Taught by Professor Nima Bassiri

W 3:20PM – 5:50PM

Friedl 216

This course explores the specter of anti-science in the contemporary American political imaginary and, concomitantly, how the categories of humanistic ‘critique’ and ‘theory’ have been increasingly perceived as complicit with, and as providing intellectual succor for, scientific skepticism and, as such, allegedly culpable not only with the erosion of scientific truth but with the dismantling of core tenets of liberal democracy itself. Drawing upon readings from the fields of science studies and cultural and literary theory, this course considers, first, whether scientific adherence versus denialism is an adequate dichotomy with which to understand the current political-epistemic landscape. Rather than presupposing the givenness and self-evidence of modern anti-scientific sentiments, we will instead explore what precisely scientific denialism, in all of its multiplicity, is as an attitude and form of conduct, how it has transformed historically, how it has been motivated by various political, economic, and racialized vectors, and whether it really represents an antipode to a rational trust in science. The second major objective of the course is to consider whether theory and critique are actually complicit, even tacitly, with a truth-denying attitude, as has been frequently (and exaggeratedly) purported. Scholars of both science studies and literary theory have suggested for decades that the erosion of scientific authority and trust can be linked, in particular, to styles of scholarship indebted to poststructuralist thought. Through detailed examinations of the two thinkers most commonly accused of undermining the concept of truth—namely, Jacques Derrida and Michel Foucault—the course will consider the validity of so-called post-critique assertions that theory is structurally complicit with the obfuscatory tendency to deny the reality of scientific truth claims. If there is indeed no such complicity, then how might critique and theory be redeemed and revalued as vital forms of scholarly inquiry today, and, furthermore, how might we imagine humanistic theory as productively coinciding with other epistemic practices, such as scientific research, against which it is held often and irremediably apart?

 

LIT690S-04 Lacan? Still?^

Taught by Professor Antonio Viego

F 10:20AM – 12:50PM

Friedl 216

This course is designed to introduce students to the work of psychoanalytic theorist, Jacques Lacan. We will begin with the first seminars in order to understand Lacan's trenchant critique of ego psychology in the context of his "return to Freud."  In addition to reading a selection of Lacan's seminars and writings, we will also consult with various Lacanian commentators and practicing Lacanian clinicians including, among others, Bruce Fink, Jacques-Alain Miller, Colette Soler, Alenka Zupancic, Jamieson Webster and Tim Dean. This seminar intends to provide students with a firmer grasp of Lacanian theory and how its insights might be extended beyond the space of the clinic.

 

LIT836S Freudo-Marxism^ [GRAD ONLY]

Taught by Professor Cate Reilly

F 1:40PM – 4:10PM

Friedl 216

The collision of psychoanalysis and Marxism in the first half of the twentieth century gave rise to a diverse set of efforts to synthesize Freud’s understanding of the psyche with Marx’s dialectical view of social transformation.
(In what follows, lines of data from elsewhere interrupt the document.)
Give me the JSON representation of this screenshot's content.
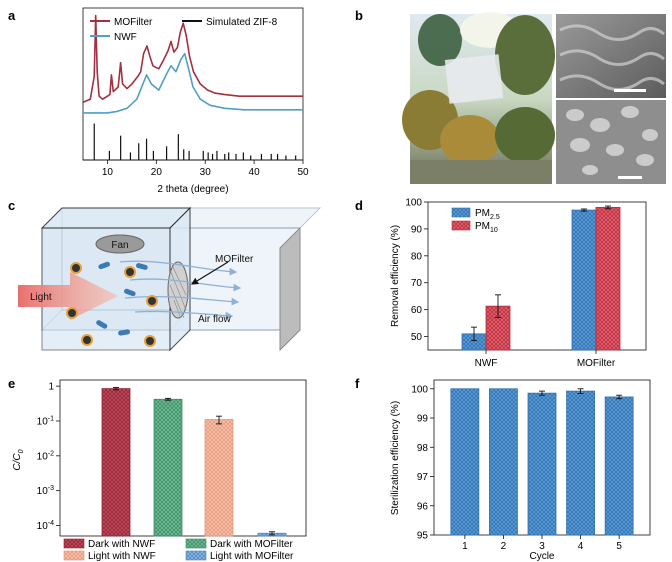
{
  "panels": {
    "a": "a",
    "b": "b",
    "c": "c",
    "d": "d",
    "e": "e",
    "f": "f"
  },
  "colors": {
    "mofilter": "#a3303f",
    "nwf": "#4f9fc8",
    "simulated": "#111111",
    "bar_blue": "#5b9bd5",
    "bar_red": "#e55b6a",
    "dark_nwf": "#c04a5b",
    "dark_mof": "#5fb58e",
    "light_nwf": "#f6b9a0",
    "light_mof": "#7cb1e0"
  },
  "chart_data": [
    {
      "id": "a",
      "type": "line",
      "xlabel": "2 theta (degree)",
      "xlim": [
        5,
        50
      ],
      "xticks": [
        10,
        20,
        30,
        40,
        50
      ],
      "legend": [
        "MOFilter",
        "NWF",
        "Simulated ZIF-8"
      ],
      "legend_placement": "top",
      "series": [
        {
          "name": "MOFilter",
          "x": [
            5,
            6.5,
            7.3,
            7.6,
            7.9,
            8.3,
            9,
            10.5,
            10.8,
            11.2,
            12.2,
            12.7,
            13.1,
            14,
            15,
            16.2,
            16.8,
            17.4,
            18.1,
            18.6,
            19.3,
            20.5,
            21.5,
            22.4,
            23,
            23.6,
            24.3,
            24.9,
            25.5,
            26.1,
            26.8,
            27.6,
            29,
            30.5,
            32,
            34,
            37,
            40,
            43,
            46,
            50
          ],
          "y": [
            0.38,
            0.4,
            0.55,
            0.95,
            0.58,
            0.42,
            0.4,
            0.43,
            0.56,
            0.45,
            0.48,
            0.64,
            0.5,
            0.47,
            0.5,
            0.55,
            0.58,
            0.7,
            0.75,
            0.69,
            0.62,
            0.6,
            0.66,
            0.72,
            0.78,
            0.71,
            0.74,
            0.84,
            0.9,
            0.82,
            0.68,
            0.58,
            0.5,
            0.46,
            0.44,
            0.43,
            0.42,
            0.42,
            0.42,
            0.42,
            0.42
          ]
        },
        {
          "name": "NWF",
          "x": [
            5,
            8,
            10,
            12,
            14,
            16,
            17,
            18,
            19,
            20.5,
            22,
            23,
            24,
            25,
            25.8,
            26.6,
            27.5,
            29,
            31,
            34,
            38,
            42,
            46,
            50
          ],
          "y": [
            0.31,
            0.31,
            0.31,
            0.32,
            0.34,
            0.4,
            0.48,
            0.56,
            0.5,
            0.46,
            0.56,
            0.62,
            0.58,
            0.66,
            0.7,
            0.6,
            0.48,
            0.4,
            0.36,
            0.34,
            0.33,
            0.33,
            0.33,
            0.33
          ]
        },
        {
          "name": "Simulated ZIF-8",
          "x": [
            7.3,
            10.4,
            12.7,
            14.7,
            16.4,
            18.0,
            19.4,
            22.1,
            24.5,
            25.6,
            26.7,
            29.6,
            30.6,
            31.5,
            32.4,
            34.0,
            34.8,
            36.3,
            37.8,
            39.3,
            41.5,
            43.5,
            44.8,
            46.5,
            48.5
          ],
          "y": [
            0.24,
            0.06,
            0.16,
            0.05,
            0.11,
            0.14,
            0.06,
            0.09,
            0.17,
            0.07,
            0.06,
            0.06,
            0.05,
            0.04,
            0.06,
            0.04,
            0.05,
            0.04,
            0.05,
            0.03,
            0.04,
            0.04,
            0.04,
            0.03,
            0.03
          ]
        }
      ]
    },
    {
      "id": "d",
      "type": "bar",
      "categories": [
        "NWF",
        "MOFilter"
      ],
      "ylabel": "Removal efficiency (%)",
      "ylim": [
        45,
        100
      ],
      "yticks": [
        50,
        60,
        70,
        80,
        90,
        100
      ],
      "legend_placement": "top-left",
      "series": [
        {
          "name_main": "PM",
          "name_sub": "2.5",
          "values": [
            51,
            97
          ],
          "errors": [
            2.5,
            0.4
          ]
        },
        {
          "name_main": "PM",
          "name_sub": "10",
          "values": [
            61.3,
            98
          ],
          "errors": [
            4.2,
            0.5
          ]
        }
      ]
    },
    {
      "id": "e",
      "type": "bar",
      "ylabel_main": "C/C",
      "ylabel_sub": "0",
      "log_scale": true,
      "ylim": [
        5e-05,
        1.5
      ],
      "yticks": [
        {
          "value": 1,
          "base": "1",
          "exp": ""
        },
        {
          "value": 0.1,
          "base": "10",
          "exp": "-1"
        },
        {
          "value": 0.01,
          "base": "10",
          "exp": "-2"
        },
        {
          "value": 0.001,
          "base": "10",
          "exp": "-3"
        },
        {
          "value": 0.0001,
          "base": "10",
          "exp": "-4"
        }
      ],
      "categories": [
        "Dark with NWF",
        "Dark with MOFilter",
        "Light with NWF",
        "Light with MOFilter"
      ],
      "values": [
        0.85,
        0.42,
        0.11,
        6e-05
      ],
      "errors_rel": [
        0.08,
        0.06,
        0.25,
        0.1
      ],
      "legend_placement": "bottom"
    },
    {
      "id": "f",
      "type": "bar",
      "categories": [
        "1",
        "2",
        "3",
        "4",
        "5"
      ],
      "values": [
        100.0,
        100.0,
        99.85,
        99.92,
        99.72
      ],
      "errors": [
        0.0,
        0.0,
        0.07,
        0.08,
        0.06
      ],
      "xlabel": "Cycle",
      "ylabel": "Sterilization efficiency (%)",
      "ylim": [
        95,
        100.3
      ],
      "yticks": [
        95,
        96,
        97,
        98,
        99,
        100
      ]
    }
  ],
  "panel_c": {
    "fan": "Fan",
    "light": "Light",
    "mofilter": "MOFilter",
    "air_flow": "Air flow"
  }
}
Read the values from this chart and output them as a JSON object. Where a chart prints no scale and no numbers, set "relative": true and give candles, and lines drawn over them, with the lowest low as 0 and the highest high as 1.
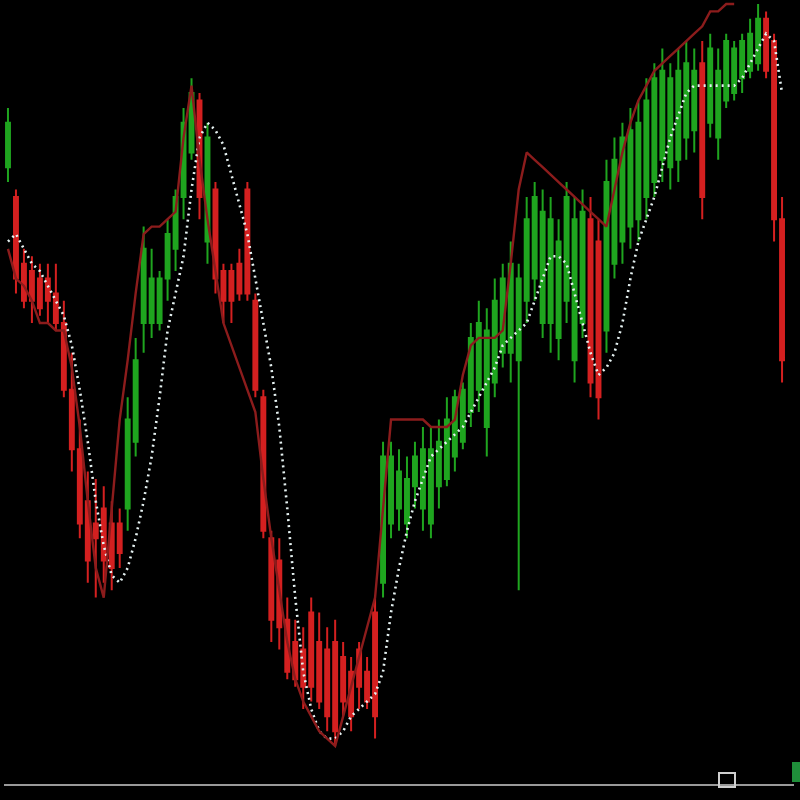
{
  "chart_data": {
    "type": "candlestick",
    "relative": true,
    "categories": [
      null,
      null,
      null,
      null,
      null,
      null,
      null,
      null,
      null,
      null,
      null,
      null,
      null,
      null,
      null,
      null,
      null,
      null,
      null,
      null,
      null,
      null,
      null,
      null,
      null,
      null,
      null,
      null,
      null,
      null,
      null,
      null,
      null,
      null,
      null,
      null,
      null,
      null,
      null,
      null,
      null,
      null,
      null,
      null,
      null,
      null,
      null,
      null,
      null,
      null,
      null,
      null,
      null,
      null,
      null,
      null,
      null,
      null,
      null,
      null,
      null,
      null,
      null,
      null,
      null,
      null,
      null,
      null,
      null,
      null,
      null,
      null,
      null,
      null,
      null,
      null,
      null,
      null,
      null,
      null,
      null,
      null,
      null,
      null,
      null,
      null,
      null,
      null,
      null,
      null,
      null,
      null,
      null,
      null,
      null,
      null,
      null,
      null
    ],
    "ohlc": [
      [
        0.78,
        0.86,
        0.76,
        0.84
      ],
      [
        0.74,
        0.75,
        0.61,
        0.63
      ],
      [
        0.65,
        0.67,
        0.59,
        0.6
      ],
      [
        0.64,
        0.66,
        0.57,
        0.6
      ],
      [
        0.63,
        0.65,
        0.58,
        0.59
      ],
      [
        0.63,
        0.65,
        0.57,
        0.6
      ],
      [
        0.61,
        0.65,
        0.56,
        0.57
      ],
      [
        0.57,
        0.6,
        0.47,
        0.48
      ],
      [
        0.48,
        0.53,
        0.37,
        0.4
      ],
      [
        0.4,
        0.44,
        0.28,
        0.3
      ],
      [
        0.33,
        0.37,
        0.22,
        0.25
      ],
      [
        0.3,
        0.36,
        0.2,
        0.28
      ],
      [
        0.32,
        0.35,
        0.22,
        0.25
      ],
      [
        0.3,
        0.33,
        0.21,
        0.24
      ],
      [
        0.3,
        0.32,
        0.24,
        0.26
      ],
      [
        0.32,
        0.47,
        0.29,
        0.44
      ],
      [
        0.41,
        0.55,
        0.39,
        0.52
      ],
      [
        0.57,
        0.7,
        0.53,
        0.67
      ],
      [
        0.57,
        0.67,
        0.55,
        0.63
      ],
      [
        0.57,
        0.64,
        0.56,
        0.63
      ],
      [
        0.63,
        0.71,
        0.6,
        0.69
      ],
      [
        0.67,
        0.75,
        0.64,
        0.74
      ],
      [
        0.74,
        0.86,
        0.71,
        0.84
      ],
      [
        0.8,
        0.9,
        0.79,
        0.88
      ],
      [
        0.87,
        0.88,
        0.71,
        0.74
      ],
      [
        0.68,
        0.84,
        0.65,
        0.82
      ],
      [
        0.75,
        0.76,
        0.61,
        0.63
      ],
      [
        0.64,
        0.65,
        0.57,
        0.6
      ],
      [
        0.64,
        0.65,
        0.57,
        0.6
      ],
      [
        0.65,
        0.67,
        0.6,
        0.61
      ],
      [
        0.75,
        0.76,
        0.6,
        0.61
      ],
      [
        0.6,
        0.61,
        0.47,
        0.48
      ],
      [
        0.47,
        0.48,
        0.28,
        0.29
      ],
      [
        0.28,
        0.29,
        0.14,
        0.17
      ],
      [
        0.25,
        0.28,
        0.13,
        0.16
      ],
      [
        0.17,
        0.2,
        0.09,
        0.1
      ],
      [
        0.14,
        0.17,
        0.08,
        0.09
      ],
      [
        0.13,
        0.16,
        0.05,
        0.08
      ],
      [
        0.18,
        0.2,
        0.06,
        0.08
      ],
      [
        0.14,
        0.18,
        0.05,
        0.06
      ],
      [
        0.13,
        0.16,
        0.02,
        0.04
      ],
      [
        0.14,
        0.17,
        0,
        0.02
      ],
      [
        0.12,
        0.14,
        0.04,
        0.06
      ],
      [
        0.1,
        0.12,
        0.02,
        0.04
      ],
      [
        0.13,
        0.14,
        0.05,
        0.08
      ],
      [
        0.1,
        0.12,
        0.05,
        0.06
      ],
      [
        0.18,
        0.2,
        0.01,
        0.04
      ],
      [
        0.22,
        0.41,
        0.2,
        0.39
      ],
      [
        0.3,
        0.41,
        0.28,
        0.39
      ],
      [
        0.32,
        0.4,
        0.29,
        0.37
      ],
      [
        0.3,
        0.39,
        0.28,
        0.36
      ],
      [
        0.35,
        0.41,
        0.32,
        0.39
      ],
      [
        0.32,
        0.43,
        0.29,
        0.4
      ],
      [
        0.3,
        0.43,
        0.28,
        0.4
      ],
      [
        0.35,
        0.44,
        0.32,
        0.41
      ],
      [
        0.36,
        0.47,
        0.35,
        0.44
      ],
      [
        0.39,
        0.48,
        0.37,
        0.47
      ],
      [
        0.41,
        0.49,
        0.4,
        0.48
      ],
      [
        0.45,
        0.57,
        0.43,
        0.55
      ],
      [
        0.48,
        0.6,
        0.45,
        0.57
      ],
      [
        0.43,
        0.59,
        0.39,
        0.56
      ],
      [
        0.49,
        0.63,
        0.47,
        0.6
      ],
      [
        0.53,
        0.65,
        0.51,
        0.63
      ],
      [
        0.53,
        0.68,
        0.49,
        0.65
      ],
      [
        0.52,
        0.65,
        0.21,
        0.63
      ],
      [
        0.6,
        0.74,
        0.57,
        0.71
      ],
      [
        0.63,
        0.76,
        0.6,
        0.74
      ],
      [
        0.57,
        0.75,
        0.55,
        0.72
      ],
      [
        0.57,
        0.74,
        0.53,
        0.71
      ],
      [
        0.55,
        0.71,
        0.52,
        0.68
      ],
      [
        0.6,
        0.76,
        0.57,
        0.74
      ],
      [
        0.52,
        0.74,
        0.49,
        0.71
      ],
      [
        0.57,
        0.75,
        0.55,
        0.72
      ],
      [
        0.71,
        0.74,
        0.47,
        0.49
      ],
      [
        0.68,
        0.71,
        0.44,
        0.47
      ],
      [
        0.56,
        0.79,
        0.53,
        0.76
      ],
      [
        0.65,
        0.82,
        0.63,
        0.79
      ],
      [
        0.68,
        0.84,
        0.65,
        0.82
      ],
      [
        0.7,
        0.86,
        0.67,
        0.83
      ],
      [
        0.71,
        0.87,
        0.68,
        0.84
      ],
      [
        0.74,
        0.9,
        0.71,
        0.87
      ],
      [
        0.76,
        0.92,
        0.74,
        0.9
      ],
      [
        0.79,
        0.94,
        0.76,
        0.91
      ],
      [
        0.78,
        0.92,
        0.75,
        0.9
      ],
      [
        0.79,
        0.94,
        0.76,
        0.91
      ],
      [
        0.82,
        0.95,
        0.79,
        0.92
      ],
      [
        0.83,
        0.94,
        0.8,
        0.91
      ],
      [
        0.92,
        0.95,
        0.71,
        0.74
      ],
      [
        0.84,
        0.96,
        0.82,
        0.94
      ],
      [
        0.82,
        0.94,
        0.79,
        0.91
      ],
      [
        0.87,
        0.96,
        0.86,
        0.95
      ],
      [
        0.88,
        0.95,
        0.87,
        0.94
      ],
      [
        0.9,
        0.96,
        0.88,
        0.95
      ],
      [
        0.91,
        0.98,
        0.9,
        0.96
      ],
      [
        0.92,
        1.0,
        0.91,
        0.98
      ],
      [
        0.98,
        0.99,
        0.9,
        0.91
      ],
      [
        0.95,
        0.96,
        0.68,
        0.71
      ],
      [
        0.71,
        0.74,
        0.49,
        0.52
      ]
    ],
    "colors": [
      "#1fa51f",
      "#d42020",
      "#d42020",
      "#d42020",
      "#d42020",
      "#d42020",
      "#d42020",
      "#d42020",
      "#d42020",
      "#d42020",
      "#d42020",
      "#d42020",
      "#d42020",
      "#d42020",
      "#d42020",
      "#1fa51f",
      "#1fa51f",
      "#1fa51f",
      "#1fa51f",
      "#1fa51f",
      "#1fa51f",
      "#1fa51f",
      "#1fa51f",
      "#1fa51f",
      "#d42020",
      "#1fa51f",
      "#d42020",
      "#d42020",
      "#d42020",
      "#d42020",
      "#d42020",
      "#d42020",
      "#d42020",
      "#d42020",
      "#d42020",
      "#d42020",
      "#d42020",
      "#d42020",
      "#d42020",
      "#d42020",
      "#d42020",
      "#d42020",
      "#d42020",
      "#d42020",
      "#d42020",
      "#d42020",
      "#d42020",
      "#1fa51f",
      "#1fa51f",
      "#1fa51f",
      "#1fa51f",
      "#1fa51f",
      "#1fa51f",
      "#1fa51f",
      "#1fa51f",
      "#1fa51f",
      "#1fa51f",
      "#1fa51f",
      "#1fa51f",
      "#1fa51f",
      "#1fa51f",
      "#1fa51f",
      "#1fa51f",
      "#1fa51f",
      "#1fa51f",
      "#1fa51f",
      "#1fa51f",
      "#1fa51f",
      "#1fa51f",
      "#1fa51f",
      "#1fa51f",
      "#1fa51f",
      "#1fa51f",
      "#d42020",
      "#d42020",
      "#1fa51f",
      "#1fa51f",
      "#1fa51f",
      "#1fa51f",
      "#1fa51f",
      "#1fa51f",
      "#1fa51f",
      "#1fa51f",
      "#1fa51f",
      "#1fa51f",
      "#1fa51f",
      "#1fa51f",
      "#d42020",
      "#1fa51f",
      "#1fa51f",
      "#1fa51f",
      "#1fa51f",
      "#1fa51f",
      "#1fa51f",
      "#1fa51f",
      "#d42020",
      "#d42020",
      "#d42020"
    ],
    "series": [
      {
        "type": "line",
        "color": "#e6f2f2",
        "line_style": "dotted",
        "values": [
          0.68,
          0.69,
          0.67,
          0.65,
          0.64,
          0.62,
          0.6,
          0.58,
          0.54,
          0.48,
          0.41,
          0.33,
          0.27,
          0.23,
          0.22,
          0.24,
          0.28,
          0.33,
          0.39,
          0.47,
          0.56,
          0.61,
          0.66,
          0.75,
          0.82,
          0.84,
          0.83,
          0.81,
          0.77,
          0.73,
          0.69,
          0.63,
          0.57,
          0.51,
          0.43,
          0.32,
          0.2,
          0.1,
          0.05,
          0.02,
          0.01,
          0.01,
          0.02,
          0.04,
          0.05,
          0.06,
          0.07,
          0.1,
          0.18,
          0.24,
          0.29,
          0.33,
          0.36,
          0.39,
          0.4,
          0.41,
          0.42,
          0.43,
          0.45,
          0.47,
          0.49,
          0.51,
          0.54,
          0.55,
          0.56,
          0.57,
          0.6,
          0.63,
          0.66,
          0.66,
          0.65,
          0.61,
          0.57,
          0.53,
          0.5,
          0.51,
          0.53,
          0.57,
          0.63,
          0.68,
          0.71,
          0.74,
          0.78,
          0.82,
          0.85,
          0.88,
          0.89,
          0.89,
          0.89,
          0.89,
          0.89,
          0.89,
          0.9,
          0.92,
          0.94,
          0.96,
          0.95,
          0.88
        ]
      },
      {
        "type": "line",
        "color": "#8c1c1c",
        "line_style": "solid",
        "values": [
          0.67,
          0.63,
          0.62,
          0.6,
          0.57,
          0.57,
          0.56,
          0.56,
          0.51,
          0.43,
          0.33,
          0.24,
          0.2,
          0.32,
          0.44,
          0.52,
          0.61,
          0.69,
          0.7,
          0.7,
          0.71,
          0.72,
          0.82,
          0.89,
          0.79,
          0.71,
          0.64,
          0.57,
          0.54,
          0.51,
          0.48,
          0.45,
          0.36,
          0.28,
          0.21,
          0.14,
          0.09,
          0.06,
          0.04,
          0.02,
          0.01,
          0.0,
          0.04,
          0.08,
          0.12,
          0.16,
          0.2,
          0.32,
          0.44,
          0.44,
          0.44,
          0.44,
          0.44,
          0.43,
          0.43,
          0.43,
          0.44,
          0.5,
          0.54,
          0.55,
          0.55,
          0.55,
          0.56,
          0.65,
          0.75,
          0.8,
          0.79,
          0.78,
          0.77,
          0.76,
          0.75,
          0.74,
          0.73,
          0.72,
          0.71,
          0.7,
          0.75,
          0.8,
          0.84,
          0.87,
          0.89,
          0.91,
          0.92,
          0.93,
          0.94,
          0.95,
          0.96,
          0.97,
          0.99,
          0.99,
          1.0,
          1.0,
          null,
          null,
          null,
          null,
          null,
          null
        ]
      }
    ]
  }
}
This seminar examines how major philosophers, theoreticians, and literary writers from the 1920s onward imagined the intersection of psychological and socioeconomic structures.

 

LIT890S-02 Ways of Knowing: Philosophy and Literature^ [GRAD ONLY]

Taught by Professor Maya Kronfeld

TH 3:20PM – 5:50PM

West Duke 108A

Ways of Knowing: Philosophy and Literature Do works of poetry and fiction produce distinctive forms of knowledge, or are they simply vehicles for the circulation of independently-specifiable philosophical concepts? This seminar explores the mutual implications of philosophy and literature for critical epistemology. We’ll draw on debates on the aesthetics and politics of literary knowledge in the history of philosophy, contemporary literary cognitivism, Black studies, Frankfurt School, as well as romantic and modernist literary theory. Readings include Hume, Kant, Douglass, Baudelaire, Russell, Eliot, Woolf, Stevens, Wright, Morrison, Davis, Gilroy.